Texte intégral
AU NOM DU PEUPLE FRANÇAIS
TRIBUNAL JUDICIAIRE DE NANTES
POLE SOCIAL
Jugement du 21 Juin 2024
N° RG 23/00037 - N° Portalis DBYS-W-B7G-MAER
Code affaire : 88E
COMPOSITION DU TRIBUNAL lors du délibéré (procédure sans audience) :
Président : Dominique RICHARD
Assesseur : Frédéric JANNET
Assesseur : Dragan JONOVIC
Greffier : Sylvain BOUVARD
JUGEMENT
Prononcé par Dominique RICHARD, par mise à disposition au Greffe le 21 Juin 2024.
Demandeurs :
Madame [U] [T] épouse [I]
6 allée du Clos Noble
44500 LA BAULE ESCOUBLAC
non comparante
Monsieur [E] [T]
2 chemin de la Rouairie
49070 BEAUCOUZE
non comparant
Monsieur [N] [D]
18 rue de Châtenay
92160 ANTONY
non comparant
Monsieur [J] [D]
17 avenue de la Faïencerie
15100 LUXEMBOURG
non comparant
Défenderesse :
CAISSE PRIMAIRE D’ASSURANCE MALADIE DE LA LOIRE-ATLANTIQUE
Service contentieux
9 Rue Gaëtan Rondeau
44958 NANTES CEDEX 9
non comparante
La Présidente et les assesseurs, après avoir reçu les demandes des parties de statuer en procédure sans audience en application des articles 828 et 829 du code de procédure civile, lesquelles ont été avisées de la date à laquelle le jugement serait prononcé, ont délibéré conformément à la loi et ont statué le VINGT ET UN JUIN DEUX MILLE VINGT QUATRE, dans les termes suivants :
EXPOSE DU LITIGE
Par courrier du 9 mai 2022, la CAISSE PRIMAIRE D'ASSURANCE MALADIE (CPAM) de la Loire-Atlantique a notifié à Monsieur [S] [T] une décision de refus de remboursement de frais de transport en ambulance exposés le 1er mars 2022 entre l’EHPAD de DROCOURT (62) et l’EHPAD du POULIGUEN (44), ce pour un montant de 1587,99 euros.

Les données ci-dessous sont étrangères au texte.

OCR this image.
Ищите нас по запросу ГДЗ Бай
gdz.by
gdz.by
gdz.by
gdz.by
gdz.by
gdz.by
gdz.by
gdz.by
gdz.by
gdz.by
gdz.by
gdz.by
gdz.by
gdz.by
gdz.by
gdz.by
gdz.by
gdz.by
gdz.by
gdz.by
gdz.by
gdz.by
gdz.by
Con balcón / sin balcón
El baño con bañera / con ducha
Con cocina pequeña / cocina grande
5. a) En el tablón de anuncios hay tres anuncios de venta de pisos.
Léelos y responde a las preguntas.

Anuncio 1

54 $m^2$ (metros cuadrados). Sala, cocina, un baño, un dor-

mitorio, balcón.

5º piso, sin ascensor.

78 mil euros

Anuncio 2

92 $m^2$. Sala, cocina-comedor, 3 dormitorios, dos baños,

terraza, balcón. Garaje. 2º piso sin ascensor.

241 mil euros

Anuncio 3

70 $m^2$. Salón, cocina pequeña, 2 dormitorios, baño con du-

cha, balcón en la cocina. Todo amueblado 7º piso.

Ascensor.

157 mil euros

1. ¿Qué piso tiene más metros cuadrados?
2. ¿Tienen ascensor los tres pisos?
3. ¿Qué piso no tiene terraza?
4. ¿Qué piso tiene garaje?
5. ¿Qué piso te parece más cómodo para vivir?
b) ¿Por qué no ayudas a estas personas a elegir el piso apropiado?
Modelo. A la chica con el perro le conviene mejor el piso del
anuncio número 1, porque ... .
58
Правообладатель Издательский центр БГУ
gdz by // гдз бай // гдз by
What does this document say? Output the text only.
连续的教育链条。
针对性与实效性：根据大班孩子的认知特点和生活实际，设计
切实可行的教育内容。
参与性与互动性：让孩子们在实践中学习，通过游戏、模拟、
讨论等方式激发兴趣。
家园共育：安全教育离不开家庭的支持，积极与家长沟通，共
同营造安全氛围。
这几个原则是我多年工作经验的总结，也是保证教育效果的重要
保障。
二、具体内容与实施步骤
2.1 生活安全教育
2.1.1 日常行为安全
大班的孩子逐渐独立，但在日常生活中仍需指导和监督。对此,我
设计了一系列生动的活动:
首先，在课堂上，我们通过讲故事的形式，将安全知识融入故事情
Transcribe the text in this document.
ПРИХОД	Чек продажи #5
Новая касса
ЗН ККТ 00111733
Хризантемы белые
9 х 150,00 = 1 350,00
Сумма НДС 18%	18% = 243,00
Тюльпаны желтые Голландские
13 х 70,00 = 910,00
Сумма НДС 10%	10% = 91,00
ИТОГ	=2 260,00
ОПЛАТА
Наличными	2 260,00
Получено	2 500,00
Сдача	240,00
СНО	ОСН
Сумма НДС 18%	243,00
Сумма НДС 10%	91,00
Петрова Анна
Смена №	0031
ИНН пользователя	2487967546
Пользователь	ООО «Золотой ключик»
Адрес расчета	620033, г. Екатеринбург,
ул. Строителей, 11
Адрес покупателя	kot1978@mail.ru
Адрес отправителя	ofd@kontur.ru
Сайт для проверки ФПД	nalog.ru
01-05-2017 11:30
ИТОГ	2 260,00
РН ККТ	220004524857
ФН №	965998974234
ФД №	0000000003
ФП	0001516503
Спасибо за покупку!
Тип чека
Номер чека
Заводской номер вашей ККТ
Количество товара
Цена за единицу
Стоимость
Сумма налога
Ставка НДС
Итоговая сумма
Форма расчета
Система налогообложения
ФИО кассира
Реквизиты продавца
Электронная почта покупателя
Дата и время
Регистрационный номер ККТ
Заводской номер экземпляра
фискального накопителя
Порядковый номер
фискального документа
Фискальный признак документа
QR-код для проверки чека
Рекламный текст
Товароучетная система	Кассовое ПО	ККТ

Madame [M] [T] épouse [D], fille de Monsieur [T], a saisi la commission de recours amiable qui a rejeté le recours le 4 octobre 2022.
Monsieur [T] est décédé le 30 octobre 2022.
Madame [U] [T] épouse [I], sa fille, a saisi le pôle social le 2 décembre 2022 au nom des héritiers de Monsieur [S] [T] .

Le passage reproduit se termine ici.